90      À cela s’ajoute que la divulgation d’un document, au titre du règlement n° 1049/2001, acquiert un effet erga omnes en ce sens que ce document peut être communiqué à d’autres demandeurs et que toute personne a le droit d’y accéder (voir, en ce sens, arrêt du 21 octobre 2010, Agapiou Joséphidès/Commission et EACEA, T-439/08, EU:T:2010:442, point 116). Par conséquent, à la suite d’une divulgation des informations litigieuses, non seulement l’association de protection de l’environnement demanderesse serait libre de les exploiter, mais tous les concurrents de la requérante pourraient s’adresser, eux-mêmes - le cas échéant par le biais de particuliers agissant pour leur compte -, à l’ECHA pour obtenir ces mêmes informations directement. L’effet erga omnes susmentionné permettrait même à l’ECHA de publier, de sa propre initiative, les informations litigieuses sur son site Internet, une telle démarche étant d’ailleurs loin d’être hypothétique, puisque, dans le cadre de la présente affaire, l’ECHA défend avec force la thèse selon laquelle les informations litigieuses doivent être rendues accessibles au public.

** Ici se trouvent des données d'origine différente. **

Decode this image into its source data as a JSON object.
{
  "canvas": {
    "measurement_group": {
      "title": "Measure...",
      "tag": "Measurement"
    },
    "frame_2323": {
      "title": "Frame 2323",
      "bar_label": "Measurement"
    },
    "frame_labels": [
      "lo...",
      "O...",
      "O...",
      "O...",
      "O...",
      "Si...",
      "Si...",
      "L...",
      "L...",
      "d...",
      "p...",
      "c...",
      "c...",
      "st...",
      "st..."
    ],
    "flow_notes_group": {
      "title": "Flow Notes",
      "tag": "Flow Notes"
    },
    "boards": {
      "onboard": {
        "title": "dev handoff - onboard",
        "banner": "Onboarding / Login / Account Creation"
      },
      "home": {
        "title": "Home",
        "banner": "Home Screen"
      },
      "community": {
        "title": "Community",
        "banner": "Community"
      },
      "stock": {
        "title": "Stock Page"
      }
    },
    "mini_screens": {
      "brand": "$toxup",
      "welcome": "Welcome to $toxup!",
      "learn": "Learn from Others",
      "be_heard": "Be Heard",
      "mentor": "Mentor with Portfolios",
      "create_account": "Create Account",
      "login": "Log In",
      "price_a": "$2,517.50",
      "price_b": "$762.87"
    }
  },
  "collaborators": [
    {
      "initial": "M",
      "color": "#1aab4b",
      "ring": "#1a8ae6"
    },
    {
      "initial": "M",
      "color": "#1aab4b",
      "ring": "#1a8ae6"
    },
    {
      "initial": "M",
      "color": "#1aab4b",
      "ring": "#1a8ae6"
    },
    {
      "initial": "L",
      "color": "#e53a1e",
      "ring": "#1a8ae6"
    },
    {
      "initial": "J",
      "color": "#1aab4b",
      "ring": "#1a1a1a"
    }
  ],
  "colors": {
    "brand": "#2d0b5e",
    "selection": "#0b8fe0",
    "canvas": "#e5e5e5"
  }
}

91      Or, une fois les informations litigieuses divulguées, il serait fortement probable que des concurrents, actuels ou potentiels, de la requérante ayant un intérêt réel à pouvoir les exploiter essayeraient de se les procurer, afin de les utiliser pour leurs propres besoins scientifiques et commerciaux, notamment en vue de produire la substance chimique en cause et d’obtenir l’autorisation pour sa commercialisation sur les marchés les plus divers situés hors de l’Union. Si l’ECHA semble douter de l’utilité des informations litigieuses à des fins compétitives, il suffit de relever que ni l’ECHA ni le juge des référés ne sont particulièrement bien placés pour émettre, en connaissance de cause, des pronostics fiables sur la manière dont les concurrents de la requérante pourraient exploiter ces informations scientifiques, une fois divulguées, en fonction de leurs intérêts de recherche, de développement et de commercialisation individuels.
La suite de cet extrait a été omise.